Claimants’ theory was rejected by the Second Circuit in Automobile Insurance Co. v. United Fruit Co., 224 F.2d 72, where the court said: “In any event libellants can have no recourse to the doctrine of statutory fault because there is lack of evidence here that any statutory fault was a proximate cause of the fire.” 224 F.2d at page 75.
Again, the statutory provision relied upon by the present claimants is different in nature from the statutory provisions involved in the cases which have applied the Pennsylvania rule. Those cases have dealt with specific duties imposed by statute, such as rules of the road, requirements with respect to licensed personnel, etc. The Wreck Statute, 33 U.S.C.A. § 409; quoted above, is primarily a criminal statute dealing with the marking and removal of wrecks. Sullivan v. P. Sanford Ross, 2 Cir., 263 F. 348, 350. For the purposes of civil liability, the provision forbidding the negligent sinking of vessels in navigable channels is simply declaratory of the obligation to exercise due care existing under the general maritime law. On the other hand, The Pennsylvania involved an explicit statutory rule of navigation, which superseded the schooner Mary Troop’s general duty to exercise due care, and replaced it with a mandatory, specific duty: to blow a foghorn. It was beside the point for the Mary Troop to argue that by ringing a bell she was exercising due care under the circumstances; as the Supreme Court stated:
“To go into the inquiry whether the legislature was not in error— whether in fact a bell did not give notice to the steamer that the bark was where she was as soon as a foghorn would have done — is out of place. It would be substituting our judgment for the judgment of the law-making power. It would be admitting the validity of an equivalent for that which the statute has made a positive requirement. 19 Wall. at page 137, 86 U.S. at page 137.”

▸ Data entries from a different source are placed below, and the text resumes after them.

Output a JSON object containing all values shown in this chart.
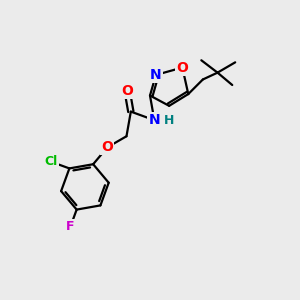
{
  "bg_color": "#ebebeb",
  "bond_color": "#000000",
  "atom_colors": {
    "O": "#ff0000",
    "N": "#0000ff",
    "Cl": "#00bb00",
    "F": "#cc00cc",
    "H": "#008080",
    "C": "#000000"
  },
  "line_width": 1.6,
  "font_size": 9,
  "fig_size": [
    3.0,
    3.0
  ],
  "dpi": 100
}
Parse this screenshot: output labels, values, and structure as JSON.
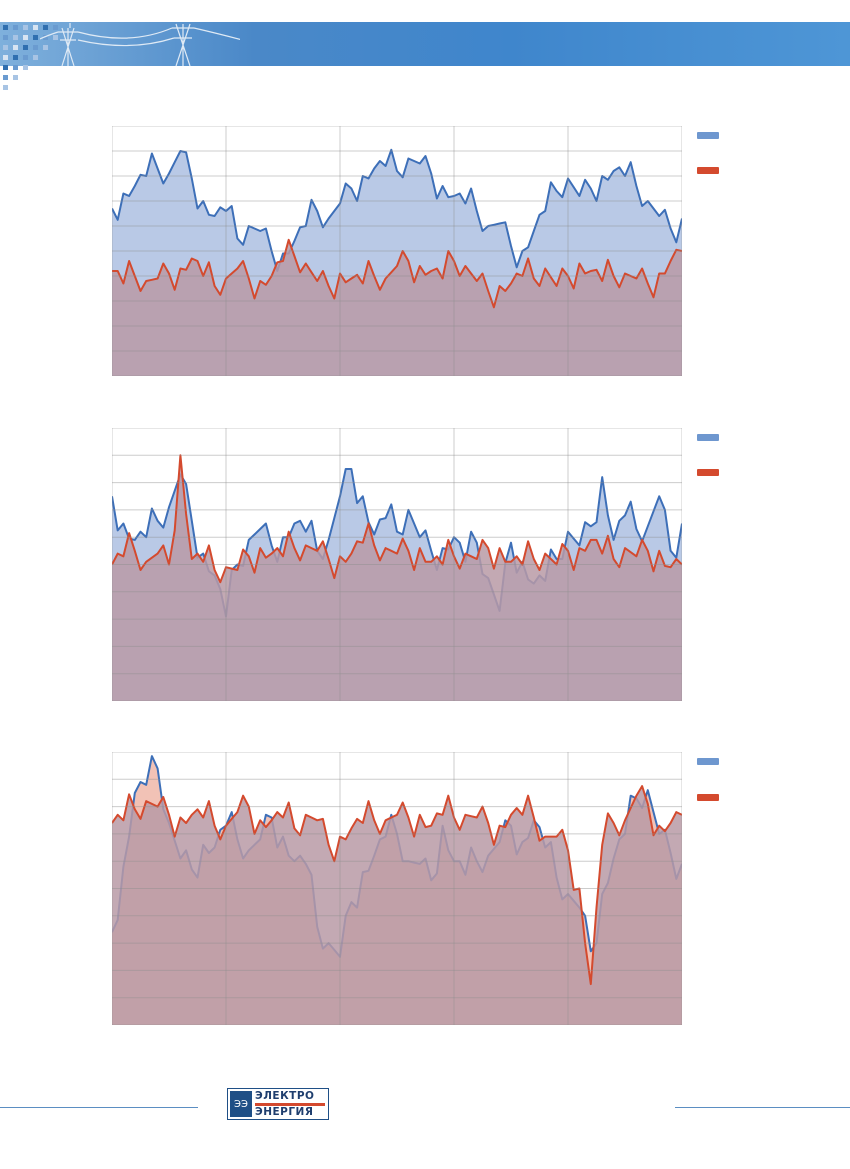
{
  "header": {
    "band_color": "#4a88c8",
    "icons": [
      "dot-grid-icon",
      "power-tower-icon"
    ]
  },
  "logo": {
    "line1": "ЭЛЕКТРО",
    "line2": "ЭНЕРГИЯ",
    "mark_icon": "power-grid-logo-icon",
    "color": "#1f4f86",
    "strip_color": "#d3492e"
  },
  "chart_data": [
    {
      "type": "area",
      "title": "",
      "xlabel": "",
      "ylabel": "",
      "grid": true,
      "legend": "right",
      "x_range": [
        0,
        100
      ],
      "y_range": [
        0,
        10
      ],
      "series": [
        {
          "color": "#3d6fb8",
          "fill": "#b9c9e6",
          "values": [
            6.7,
            7.3,
            7.6,
            8.0,
            8.3,
            8.1,
            9.0,
            7.9,
            7.0,
            6.4,
            6.6,
            5.5,
            6.0,
            5.8,
            5.0,
            4.9,
            5.4,
            6.0,
            6.6,
            6.3,
            6.9,
            7.5,
            8.0,
            8.3,
            8.4,
            8.2,
            8.7,
            8.5,
            8.1,
            7.6,
            7.2,
            6.9,
            6.6,
            6.0,
            6.1,
            5.2,
            5.0,
            5.8,
            6.6,
            7.4,
            7.9,
            7.2,
            7.5,
            8.0,
            8.2,
            8.0,
            7.6,
            7.0,
            6.4,
            5.9,
            6.3
          ]
        },
        {
          "color": "#d44a2e",
          "fill": "#b89aa6",
          "values": [
            4.2,
            3.7,
            4.0,
            3.8,
            3.9,
            4.1,
            4.3,
            4.7,
            4.0,
            3.6,
            3.9,
            4.3,
            3.9,
            3.8,
            4.0,
            4.6,
            4.8,
            4.5,
            3.8,
            3.6,
            4.1,
            3.9,
            3.7,
            4.0,
            3.9,
            4.4,
            4.6,
            4.4,
            4.2,
            3.9,
            4.6,
            4.4,
            3.8,
            3.4,
            3.6,
            3.7,
            4.0,
            3.9,
            4.3,
            3.6,
            4.0,
            4.5,
            4.2,
            3.8,
            4.0,
            4.1,
            3.9,
            3.7,
            4.1,
            4.6,
            5.0
          ]
        }
      ]
    },
    {
      "type": "area",
      "title": "",
      "xlabel": "",
      "ylabel": "",
      "grid": true,
      "legend": "right",
      "x_range": [
        0,
        100
      ],
      "y_range": [
        0,
        10
      ],
      "series": [
        {
          "color": "#3d6fb8",
          "fill": "#b9c9e6",
          "values": [
            7.5,
            6.5,
            5.9,
            6.0,
            6.6,
            7.1,
            8.3,
            6.6,
            5.4,
            4.6,
            3.1,
            5.0,
            5.9,
            6.3,
            5.7,
            6.0,
            6.5,
            6.2,
            5.5,
            5.9,
            7.5,
            8.5,
            7.5,
            6.1,
            6.7,
            6.2,
            7.0,
            6.0,
            5.5,
            5.6,
            6.0,
            5.1,
            5.8,
            4.5,
            3.3,
            5.8,
            5.1,
            4.3,
            4.4,
            5.2,
            6.2,
            5.7,
            6.4,
            8.2,
            5.9,
            6.8,
            6.3,
            6.4,
            7.5,
            5.5,
            6.5
          ]
        },
        {
          "color": "#d44a2e",
          "fill": "#b89aa6",
          "values": [
            5.0,
            5.3,
            5.5,
            5.1,
            5.4,
            5.0,
            9.0,
            5.2,
            5.1,
            4.8,
            4.9,
            4.8,
            5.3,
            5.6,
            5.4,
            5.3,
            5.6,
            5.7,
            5.5,
            5.2,
            5.3,
            5.4,
            5.8,
            5.7,
            5.6,
            5.4,
            5.5,
            5.6,
            5.1,
            5.0,
            5.3,
            5.4,
            5.2,
            5.6,
            5.6,
            5.1,
            5.0,
            5.2,
            5.4,
            5.0,
            5.5,
            5.6,
            5.9,
            5.4,
            5.2,
            5.6,
            5.3,
            5.5,
            5.5,
            4.9,
            5.0
          ]
        }
      ]
    },
    {
      "type": "area",
      "title": "",
      "xlabel": "",
      "ylabel": "",
      "grid": true,
      "legend": "right",
      "x_range": [
        0,
        100
      ],
      "y_range": [
        0,
        10
      ],
      "series": [
        {
          "color": "#3d6fb8",
          "fill": "#f2c2b6",
          "values": [
            3.4,
            5.8,
            8.5,
            8.8,
            9.4,
            7.4,
            6.1,
            5.7,
            6.6,
            6.5,
            7.3,
            6.8,
            6.4,
            6.8,
            7.6,
            6.9,
            6.0,
            5.9,
            3.6,
            3.0,
            2.5,
            4.5,
            5.6,
            6.2,
            6.9,
            7.0,
            6.0,
            5.9,
            5.3,
            7.3,
            6.0,
            5.5,
            6.0,
            6.2,
            6.7,
            7.3,
            6.7,
            7.5,
            6.5,
            5.4,
            4.8,
            4.3,
            2.7,
            4.8,
            6.1,
            7.0,
            8.3,
            8.6,
            7.0,
            6.3,
            5.9
          ]
        },
        {
          "color": "#d44a2e",
          "fill": "#b89aa6",
          "values": [
            7.4,
            7.5,
            7.9,
            8.2,
            8.0,
            7.7,
            7.6,
            7.7,
            7.6,
            7.3,
            7.3,
            7.8,
            8.0,
            7.5,
            7.5,
            7.6,
            7.2,
            7.7,
            7.5,
            6.6,
            6.9,
            7.2,
            7.4,
            7.5,
            7.5,
            7.7,
            7.6,
            7.7,
            7.3,
            7.7,
            7.6,
            7.7,
            7.6,
            7.4,
            7.3,
            7.7,
            7.7,
            7.6,
            6.9,
            6.9,
            6.4,
            5.0,
            1.5,
            6.6,
            7.4,
            7.5,
            8.4,
            8.1,
            7.3,
            7.4,
            7.7
          ]
        }
      ]
    }
  ]
}
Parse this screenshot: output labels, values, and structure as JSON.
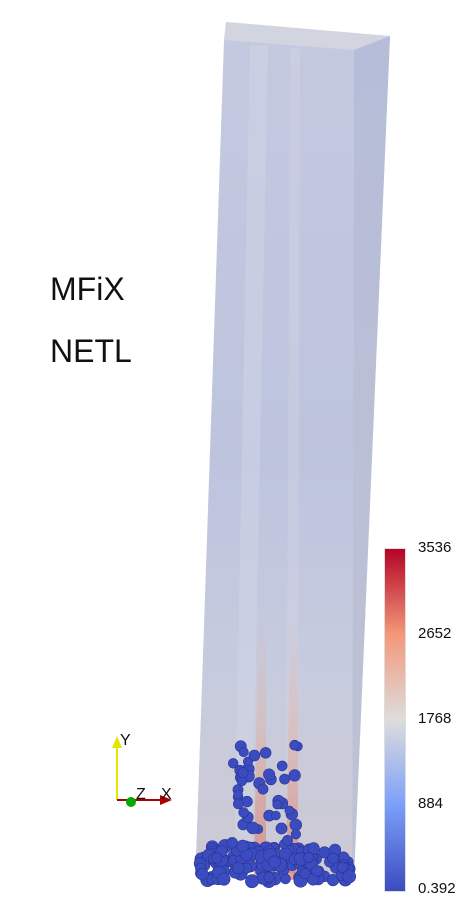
{
  "annotations": [
    "MFiX",
    "NETL"
  ],
  "colorbar": {
    "labels": [
      "3536",
      "2652",
      "1768",
      "884",
      "0.392"
    ],
    "colors": [
      "#b40426",
      "#f4987a",
      "#dddddd",
      "#7b9ff9",
      "#3b4cc0"
    ]
  },
  "axes": {
    "y": "Y",
    "z": "Z",
    "x": "X",
    "colors": {
      "y": "#e6e600",
      "x": "#aa0000",
      "z": "#00aa00"
    }
  },
  "scene": {
    "column_color": "#c6cbe0",
    "particle_color": "#3b4cc0"
  }
}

Finally, there is much force in the recent comment by the First Circuit in Seaboard Tug & Barge v. Rederi A B/Disa, 213 F.2d 772, 775:
“We cannot believe that the Supreme Court in The Pennsylvania intended to establish as a hard and fast rule that every vessel guilty of a statutory fault has the burden of establishing that its fault could not by any stretch of the imagination have had any causal relation to the collision no matter how speculative, improbable or remote.”
This interpretation is supported by other authorities cited in the Seaboard Tug opinion. See, also, Mason v. Lynch Bros. Co., 4 Cir., 228 F.2d 709, at page 712, note 3. Claimants concede that there must be both temporal and spatial limits to the applicability of the Pennsylvania rule in such a case as this, but suggest no satisfactory formula for fixing those limits.
Conclusions
1. The Pennsylvania rule is not applicable in this case to throw on the government the burden of showing that the damage to the Nora V could not have *334been caused by anything which might have come off the YFNX-6.
2. Even if the rule did apply, the government has met that burden (a) by showing that it was practically impossible for any debris from the YFNX-6 to have proceeded four miles west, to the place of the accident, within eight days or less, and (b) by showing that nothing which came off the YFNX-6 was heavy enough to have caused the peculiar damage which the Nora V suffered.
3. Claimants have failed to prove their case and the government is entitled to exoneration from liability.
Counsel will prepare an appropriate decree.